Exponentially-Hard Gap-CSP and Local PRG via Local Hardcore Functions

The gap-ETH assumption (Dinur 2016; Manurangsi and Raghavendra 2016) asserts that it is exponentially-hard to distinguish between a satisfiable 3-CNF formula and a 3-CNF formula which is at most 0.99-satisfiable. We show that this assumption follows from the exponential hardness of finding a satisfying assignment for smooth 3-CNFs. Here smoothness means that the number of satisfying assignments is not much smaller than the number of almost-satisfying assignments. We further show that the latter (smooth-ETH) assumption follows from the exponential hardness of solving constraint satisfaction problems over well-studied distributions, and, more generally, from the existence of any exponentially-hard locally-computable one-way function. This confirms a conjecture of Dinur (ECCC 2016). We also prove an analogous result in the cryptographic setting.
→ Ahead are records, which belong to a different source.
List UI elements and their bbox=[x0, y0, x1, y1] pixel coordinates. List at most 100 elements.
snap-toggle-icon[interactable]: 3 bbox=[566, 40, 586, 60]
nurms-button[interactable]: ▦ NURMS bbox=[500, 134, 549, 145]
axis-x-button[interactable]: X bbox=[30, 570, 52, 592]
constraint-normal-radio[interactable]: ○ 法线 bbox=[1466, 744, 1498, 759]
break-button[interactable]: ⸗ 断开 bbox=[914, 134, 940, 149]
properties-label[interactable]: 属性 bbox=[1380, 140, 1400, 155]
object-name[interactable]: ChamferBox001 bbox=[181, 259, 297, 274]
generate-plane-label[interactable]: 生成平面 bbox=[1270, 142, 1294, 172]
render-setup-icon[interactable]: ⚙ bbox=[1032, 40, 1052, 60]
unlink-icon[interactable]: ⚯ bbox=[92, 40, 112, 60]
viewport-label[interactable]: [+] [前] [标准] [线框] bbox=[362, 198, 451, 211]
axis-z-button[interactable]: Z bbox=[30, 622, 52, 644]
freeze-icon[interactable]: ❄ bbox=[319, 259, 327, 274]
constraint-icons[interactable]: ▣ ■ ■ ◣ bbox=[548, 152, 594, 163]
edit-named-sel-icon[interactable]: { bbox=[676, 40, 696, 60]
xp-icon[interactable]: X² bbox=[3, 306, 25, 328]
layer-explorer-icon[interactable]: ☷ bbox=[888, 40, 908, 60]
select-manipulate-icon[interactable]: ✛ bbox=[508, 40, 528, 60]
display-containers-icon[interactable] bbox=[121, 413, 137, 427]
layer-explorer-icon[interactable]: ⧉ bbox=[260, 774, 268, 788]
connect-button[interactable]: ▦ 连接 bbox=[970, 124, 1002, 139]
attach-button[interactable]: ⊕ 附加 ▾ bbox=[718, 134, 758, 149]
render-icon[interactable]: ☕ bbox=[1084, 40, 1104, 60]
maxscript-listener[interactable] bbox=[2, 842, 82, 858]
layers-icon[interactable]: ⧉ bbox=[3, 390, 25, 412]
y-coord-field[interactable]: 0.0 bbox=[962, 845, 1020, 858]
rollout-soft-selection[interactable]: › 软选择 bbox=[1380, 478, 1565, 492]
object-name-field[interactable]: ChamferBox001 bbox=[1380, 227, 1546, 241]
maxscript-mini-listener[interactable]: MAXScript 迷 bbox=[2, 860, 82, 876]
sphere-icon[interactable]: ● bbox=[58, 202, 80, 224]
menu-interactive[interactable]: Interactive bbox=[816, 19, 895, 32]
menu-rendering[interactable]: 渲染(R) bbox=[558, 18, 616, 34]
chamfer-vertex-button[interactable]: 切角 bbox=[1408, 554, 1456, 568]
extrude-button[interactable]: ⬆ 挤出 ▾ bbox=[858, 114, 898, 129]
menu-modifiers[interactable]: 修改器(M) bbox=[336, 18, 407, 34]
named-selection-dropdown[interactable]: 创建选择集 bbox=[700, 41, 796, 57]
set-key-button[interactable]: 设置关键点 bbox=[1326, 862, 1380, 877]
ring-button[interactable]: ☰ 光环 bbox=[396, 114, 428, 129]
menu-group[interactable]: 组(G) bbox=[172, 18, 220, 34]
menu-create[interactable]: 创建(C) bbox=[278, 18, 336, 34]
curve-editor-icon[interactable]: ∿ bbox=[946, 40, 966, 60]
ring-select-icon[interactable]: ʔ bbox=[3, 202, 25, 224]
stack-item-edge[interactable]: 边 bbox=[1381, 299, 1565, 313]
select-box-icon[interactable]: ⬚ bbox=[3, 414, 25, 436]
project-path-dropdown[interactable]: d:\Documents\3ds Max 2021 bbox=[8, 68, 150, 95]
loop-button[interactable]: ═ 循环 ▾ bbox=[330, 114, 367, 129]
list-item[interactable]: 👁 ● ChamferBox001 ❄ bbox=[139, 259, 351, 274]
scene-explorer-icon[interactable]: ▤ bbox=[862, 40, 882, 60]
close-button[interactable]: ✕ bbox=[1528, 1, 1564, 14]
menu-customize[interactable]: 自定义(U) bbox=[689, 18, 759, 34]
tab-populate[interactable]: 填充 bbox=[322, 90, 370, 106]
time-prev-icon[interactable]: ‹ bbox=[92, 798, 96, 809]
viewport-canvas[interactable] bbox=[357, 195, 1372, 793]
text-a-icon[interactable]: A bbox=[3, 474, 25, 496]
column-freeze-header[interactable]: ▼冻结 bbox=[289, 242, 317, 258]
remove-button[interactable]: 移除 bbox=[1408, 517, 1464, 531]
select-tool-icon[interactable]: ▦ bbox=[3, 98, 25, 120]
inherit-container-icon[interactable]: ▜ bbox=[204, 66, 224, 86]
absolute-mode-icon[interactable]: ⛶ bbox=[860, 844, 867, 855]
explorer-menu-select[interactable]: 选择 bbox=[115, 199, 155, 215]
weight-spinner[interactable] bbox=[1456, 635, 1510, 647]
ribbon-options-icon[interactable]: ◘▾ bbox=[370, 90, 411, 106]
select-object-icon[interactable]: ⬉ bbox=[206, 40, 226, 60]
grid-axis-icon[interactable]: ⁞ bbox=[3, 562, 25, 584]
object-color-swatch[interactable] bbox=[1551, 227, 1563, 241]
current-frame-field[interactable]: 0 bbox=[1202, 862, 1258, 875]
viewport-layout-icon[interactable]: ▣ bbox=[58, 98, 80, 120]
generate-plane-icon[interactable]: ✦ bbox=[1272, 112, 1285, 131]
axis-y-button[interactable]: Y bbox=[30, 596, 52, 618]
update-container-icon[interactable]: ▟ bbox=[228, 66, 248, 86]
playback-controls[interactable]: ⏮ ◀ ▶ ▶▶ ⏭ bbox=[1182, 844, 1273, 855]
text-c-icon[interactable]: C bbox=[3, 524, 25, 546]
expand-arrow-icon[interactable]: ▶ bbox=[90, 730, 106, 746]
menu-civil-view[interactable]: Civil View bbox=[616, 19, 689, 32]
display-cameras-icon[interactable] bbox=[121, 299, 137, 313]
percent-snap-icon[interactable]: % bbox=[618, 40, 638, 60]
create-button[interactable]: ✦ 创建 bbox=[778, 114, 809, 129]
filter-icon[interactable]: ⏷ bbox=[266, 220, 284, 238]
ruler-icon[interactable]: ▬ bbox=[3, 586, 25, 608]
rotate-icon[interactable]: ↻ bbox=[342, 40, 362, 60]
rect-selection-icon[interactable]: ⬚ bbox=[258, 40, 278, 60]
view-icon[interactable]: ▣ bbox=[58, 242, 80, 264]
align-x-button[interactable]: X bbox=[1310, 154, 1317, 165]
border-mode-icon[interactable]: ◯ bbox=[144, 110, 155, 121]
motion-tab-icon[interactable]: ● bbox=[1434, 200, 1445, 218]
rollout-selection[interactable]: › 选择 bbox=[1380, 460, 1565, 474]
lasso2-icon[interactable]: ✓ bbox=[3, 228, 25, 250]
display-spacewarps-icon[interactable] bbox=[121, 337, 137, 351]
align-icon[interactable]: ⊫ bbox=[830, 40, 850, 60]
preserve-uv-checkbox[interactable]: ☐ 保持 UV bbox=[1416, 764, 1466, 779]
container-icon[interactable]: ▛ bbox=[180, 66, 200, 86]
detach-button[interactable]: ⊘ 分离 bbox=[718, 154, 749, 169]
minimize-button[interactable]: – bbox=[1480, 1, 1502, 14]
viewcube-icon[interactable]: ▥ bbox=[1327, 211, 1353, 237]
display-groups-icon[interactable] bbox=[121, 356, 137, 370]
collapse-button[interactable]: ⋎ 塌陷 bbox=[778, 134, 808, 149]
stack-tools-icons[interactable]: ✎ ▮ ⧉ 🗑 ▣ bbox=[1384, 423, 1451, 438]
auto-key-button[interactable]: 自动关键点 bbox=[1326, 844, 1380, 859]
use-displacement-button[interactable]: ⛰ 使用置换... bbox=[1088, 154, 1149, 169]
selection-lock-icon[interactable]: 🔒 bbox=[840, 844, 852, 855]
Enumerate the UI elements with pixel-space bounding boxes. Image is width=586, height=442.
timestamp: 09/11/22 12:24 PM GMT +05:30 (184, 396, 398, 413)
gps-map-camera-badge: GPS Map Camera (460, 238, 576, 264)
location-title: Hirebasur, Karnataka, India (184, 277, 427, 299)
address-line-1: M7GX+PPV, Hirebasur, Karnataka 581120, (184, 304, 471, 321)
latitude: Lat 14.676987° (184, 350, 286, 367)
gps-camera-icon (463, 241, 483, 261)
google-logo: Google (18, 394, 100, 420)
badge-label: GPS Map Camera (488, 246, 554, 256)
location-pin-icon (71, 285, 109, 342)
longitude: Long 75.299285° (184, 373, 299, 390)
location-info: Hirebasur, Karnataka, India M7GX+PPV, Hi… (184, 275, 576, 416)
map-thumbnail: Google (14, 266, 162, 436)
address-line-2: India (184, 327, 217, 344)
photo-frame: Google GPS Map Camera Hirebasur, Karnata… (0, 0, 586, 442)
Namely, we show that the existence of exponentially-hard locally-computable pseudorandom generator with linear stretch (el-PRG) follows from the existence of an exponentially-hard locally-computable almost regular one-way functions.None of the above assumptions (gap-ETH and el-PRG) was previously known to follow from the hardness of a search problem. Our results are based on a new construction of general (GL-type) hardcore functions that, for any exponentially-hard one-way function, output linearly many hardcore bits, can be locally computed, and consume only a linear amount of random bits. We also show that such hardcore functions have several other useful applications in cryptography and complexity theory.